Ma andiamo per gradi

In particolare, le associazioni hanno proposto di utilizzare due strutture, l’hotel San Paolo Palace di Palermo e l’hotel Xiare di Valderice, come residenze universitarie. Tuttavia, l’Assessore ha respinto queste proposte, sostenendo che il diritto degli studenti a un alloggio sarebbe in contrasto con le esigenze del territorio o che le strutture proposte sono troppo distanti dal Polo universitario di Trapani.

Le associazioni si sono mostrate deluse dalla risposta dell’Assessore e hanno evidenziato la necessità di trovare soluzioni immediate per l’emergenza abitativa degli studenti. Ritengono, inoltre,  che la mancanza di risposte sulle istanze relative ai Poli di Caltanissetta e Agrigento rifletta una scarsa attenzione verso quei territori.

Le associazioni sperano in un confronto più lungo con l’Assessore Turano a inizio settembre, sperando che questa volta si possa raggiungere una maggiore comprensione e trovare soluzioni concrete per affrontare il problema del caro affitti e delle residenze universitarie.

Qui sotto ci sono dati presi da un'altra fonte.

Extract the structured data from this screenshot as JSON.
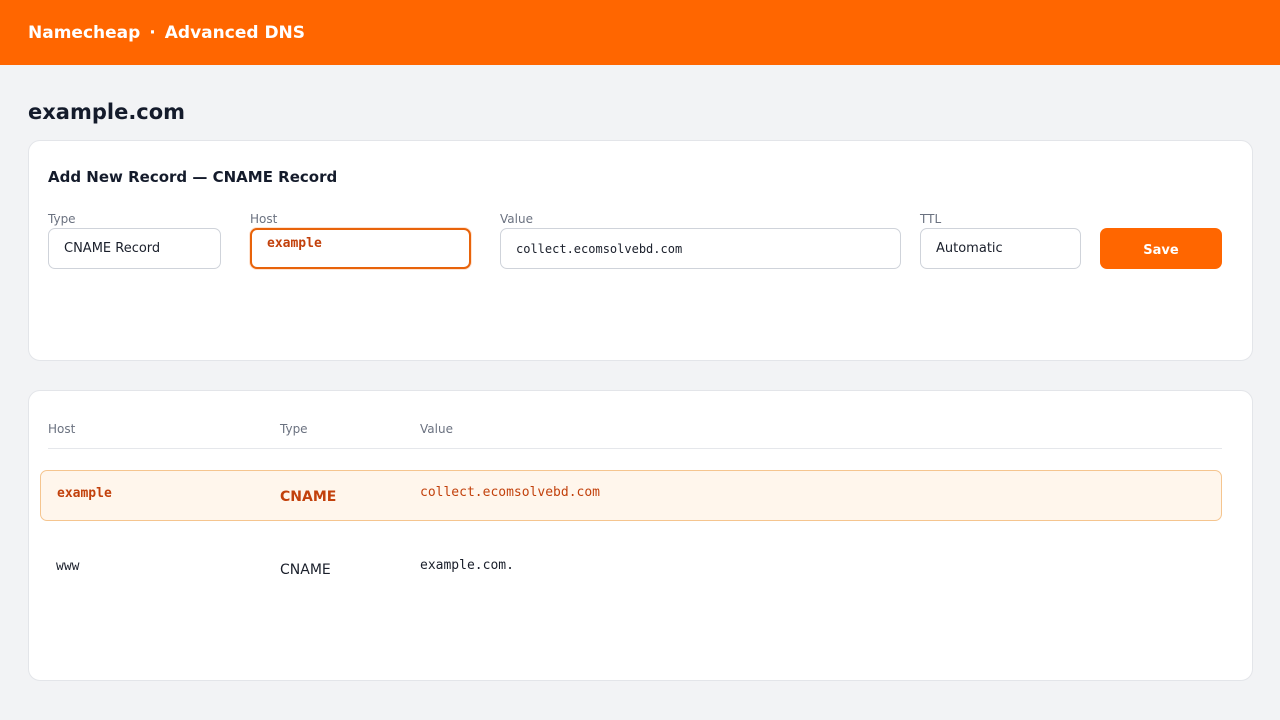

Nel Frattempo il Presidente Schifani ha incontrato una delegazione del Comune di Valderice per fare il punto sulla possibilità di realizzare una residenza universitaria al Xiare di Valderice.

 

Il Presidente della Regione, Renato Schifani, ha incontrato una delegazione del Comune di Valderice composta dal sindaco Francesco Stabile e dal presidente del Consiglio comunale Camillo Iovino per discutere della destinazione dell’Hotel Xiare, un bene confiscato a Cosa nostra.

Durante l’incontro, è emersa una comune volontà di trovare una soluzione che risponda alle esigenze di supporto alle politiche nazionali di accoglienza dei migranti, ma che allo stesso tempo salvaguardi il valore storico-architettonico dell’edificio e le legittime preoccupazioni della comunità valdericina.

Il sindaco Stabile e il presidente del Consiglio Iovino hanno presentato proposte alternative che tengano conto delle necessità di accoglienza e delle aspettative della comunità locale.

Il Presidente Schifani ha ascoltato con interesse una delle proposte messe a disposizione dall’Amministrazione Comunale, considerando che ci sono numerosi beni regionali e confiscati inutilizzati nella provincia di Trapani. In particolare, è stato menzionato il Residence Marino (ex Ospizio) di Trapani, situato in zona Ronciglio e di proprietà della Regione Siciliana. Attualmente inutilizzato, potrebbe essere recuperato per un utilizzo alternativo, ma è un progetto a lungo termine. Le residenze servono subito.

L’ex Ospizio Marino, che è stato ristrutturato dalla Regione, ha ospitato anziani e in seguito è stato adibito a Centro per immigrati nel 2014, per poi essere chiuso definitivamente nel 2016. Oggi si trova in uno stato fatiscente e che per recuperarlo occorrerebbero almeno 5 anni.

Al termine dell’incontro, il sindaco Stabile e il presidente del Consiglio Iovino hanno espresso apprezzamento per la disponibilità del Presidente Schifani nel processo partecipativo e hanno dichiarato che rappresenta una speranza per la comunità di Valderice. Auspicano una soluzione che tuteli i valori fondamentali del Comune, promuova lo sviluppo del territorio e concili solidarietà, legalità e riscatto culturale.

L’Amministrazione Comunale rimane in attesa della convocazione della Conferenza di servizi richiesta all’Agenzia Nazionale per la gestione dei Beni Confiscati, che potrà definitivamente assegnare il bene al Comune di Valderice o, in alternativa, alla Regione Siciliana per realizzare una residenza universitaria. L’Amministrazione terrà costantemente informati i cittadini sulle prossime tappe di questo percorso, garantendo massima trasparenza e condivisione delle decisioni adottate.

Si attendono sviluppi nelle prossime settimane.